Using Resources and Prompts

Resources are like context providers:

from mcp.server.fastmcp import FastMCP

mcp = FastMCP("Resource Example")

@mcp.resource("config://app")
def get_config() -> str:
    return "App config version 1.0"

@mcp.resource("users://{user_id}/profile")
def get_user_profile(user_id: str) -> str:
    return f"Profile for user {user_id}"

[4][5]


Client: Advanced Operations

  • Listing all resources:
    resources = await session.list_resources()
    print([r.resource_id for r in resources.resources])
    
  • Reading a resource:
    content, mime_type = await session.read_resource("users://123/profile")
    print(content)
    
  • Listing prompts:
    prompts = await session.list_prompts()
    print([p.name for p in prompts.prompts])

9. Conclusion

The "Model Context Protocol" is less about a rigid specification and more about a disciplined approach to managing the information flow surrounding your AI models. By thoughtfully designing how context is structured, passed, and updated, you can build more intelligent, coherent, and powerful AI applications.

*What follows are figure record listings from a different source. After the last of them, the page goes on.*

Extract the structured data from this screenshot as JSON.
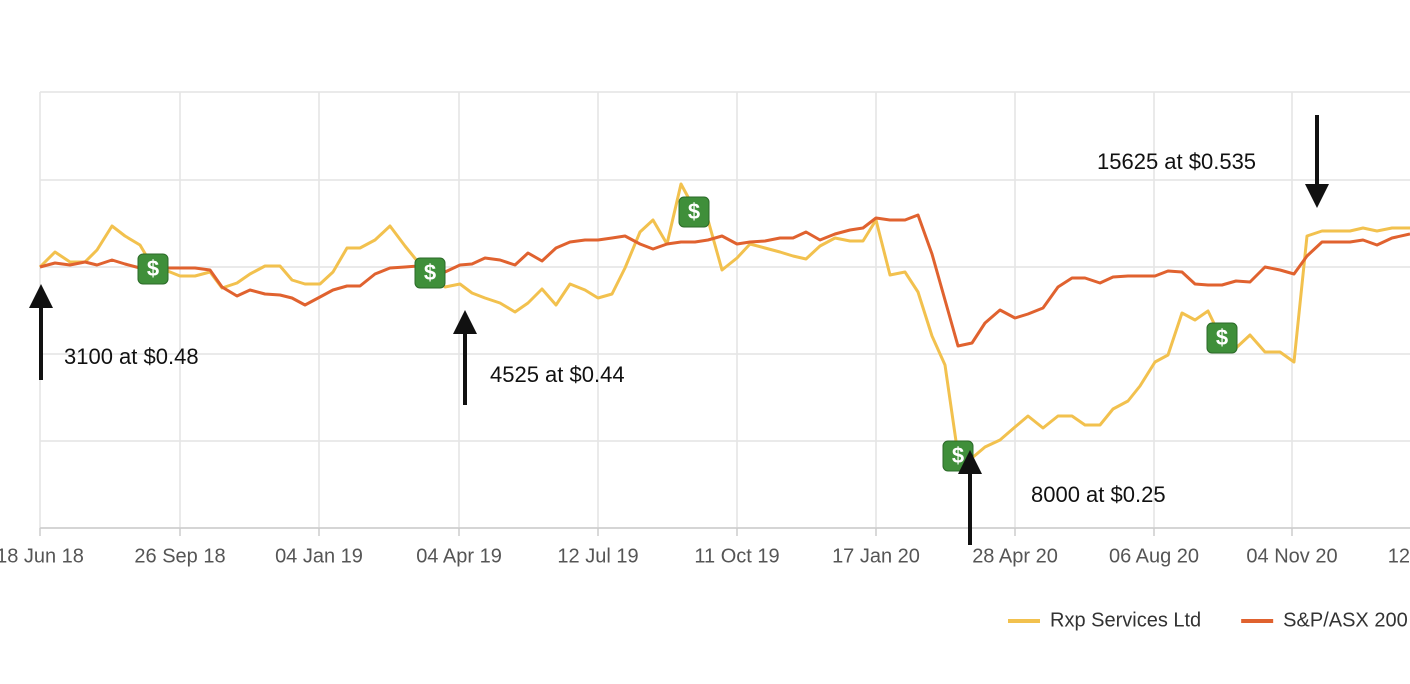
{
  "chart_data": {
    "type": "line",
    "x": [
      0,
      15,
      30,
      45,
      57,
      72,
      85,
      100,
      113,
      125,
      140,
      155,
      170,
      182,
      197,
      210,
      225,
      240,
      252,
      265,
      280,
      293,
      307,
      320,
      335,
      350,
      365,
      378,
      390,
      405,
      420,
      432,
      445,
      460,
      475,
      488,
      502,
      516,
      530,
      545,
      558,
      572,
      585,
      600,
      613,
      627,
      641,
      655,
      668,
      682,
      697,
      710,
      725,
      740,
      753,
      766,
      780,
      795,
      810,
      823,
      836,
      850,
      865,
      878,
      892,
      905,
      918,
      932,
      945,
      960,
      975,
      988,
      1003,
      1018,
      1032,
      1045,
      1060,
      1073,
      1088,
      1100,
      1115,
      1128,
      1142,
      1155,
      1168,
      1182,
      1196,
      1210,
      1225,
      1240,
      1254,
      1267,
      1282,
      1296,
      1310,
      1323,
      1337,
      1352,
      1370
    ],
    "series": [
      {
        "name": "Rxp Services Ltd",
        "color": "#f2c14e",
        "values": [
          261,
          276,
          266,
          266,
          278,
          302,
          292,
          283,
          261,
          258,
          252,
          252,
          256,
          240,
          245,
          254,
          262,
          262,
          248,
          244,
          244,
          256,
          280,
          280,
          288,
          302,
          282,
          266,
          256,
          241,
          244,
          235,
          230,
          225,
          216,
          225,
          239,
          223,
          244,
          238,
          230,
          234,
          260,
          296,
          308,
          284,
          344,
          318,
          308,
          258,
          270,
          284,
          280,
          276,
          272,
          269,
          282,
          290,
          287,
          287,
          308,
          253,
          256,
          236,
          192,
          163,
          73,
          70,
          81,
          88,
          101,
          112,
          100,
          112,
          112,
          103,
          103,
          119,
          127,
          142,
          166,
          173,
          215,
          208,
          217,
          188,
          180,
          193,
          176,
          176,
          166,
          292,
          297,
          297,
          297,
          300,
          297,
          300,
          300
        ]
      },
      {
        "name": "S&P/ASX 200",
        "color": "#e0622f",
        "values": [
          261,
          265,
          263,
          266,
          263,
          268,
          264,
          260,
          260,
          260,
          260,
          260,
          258,
          241,
          232,
          238,
          234,
          233,
          230,
          223,
          231,
          238,
          242,
          242,
          254,
          260,
          261,
          262,
          258,
          256,
          263,
          264,
          270,
          268,
          263,
          275,
          267,
          280,
          286,
          288,
          288,
          290,
          292,
          284,
          279,
          284,
          286,
          286,
          288,
          292,
          284,
          286,
          287,
          290,
          290,
          296,
          288,
          294,
          298,
          300,
          310,
          308,
          308,
          313,
          274,
          228,
          182,
          185,
          205,
          218,
          210,
          214,
          220,
          241,
          250,
          250,
          245,
          251,
          252,
          252,
          252,
          257,
          256,
          244,
          243,
          243,
          247,
          246,
          261,
          258,
          254,
          272,
          286,
          286,
          286,
          288,
          283,
          290,
          294
        ]
      }
    ],
    "xlim": [
      0,
      1370
    ],
    "xticks": [
      {
        "value": 0,
        "label": "18 Jun 18"
      },
      {
        "value": 140,
        "label": "26 Sep 18"
      },
      {
        "value": 279,
        "label": "04 Jan 19"
      },
      {
        "value": 419,
        "label": "04 Apr 19"
      },
      {
        "value": 558,
        "label": "12 Jul 19"
      },
      {
        "value": 697,
        "label": "11 Oct 19"
      },
      {
        "value": 836,
        "label": "17 Jan 20"
      },
      {
        "value": 975,
        "label": "28 Apr 20"
      },
      {
        "value": 1114,
        "label": "06 Aug 20"
      },
      {
        "value": 1252,
        "label": "04 Nov 20"
      },
      {
        "value": 1391,
        "label": "12"
      }
    ],
    "ylim": [
      0,
      436
    ],
    "yticks": [
      0,
      87,
      174,
      261,
      348,
      436
    ],
    "grid": true,
    "legend": "bottom-right",
    "markers": {
      "symbol": "$",
      "color": "#3f8f3a",
      "x": [
        113,
        390,
        654,
        918,
        1182
      ],
      "y": [
        259,
        255,
        316,
        72,
        190
      ]
    },
    "annotations": [
      "3100 at $0.48",
      "4525 at $0.44",
      "8000 at $0.25",
      "15625 at $0.535"
    ]
  }
}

Python, with its flexible data structures and excellent libraries like Pydantic, provides a fantastic environment for implementing robust MCPs. Start with simple dictionaries or Pydantic models, and let your application's needs guide the evolution of your context management strategy. Remember that a well-designed context is key to unlocking the full potential of your AI models.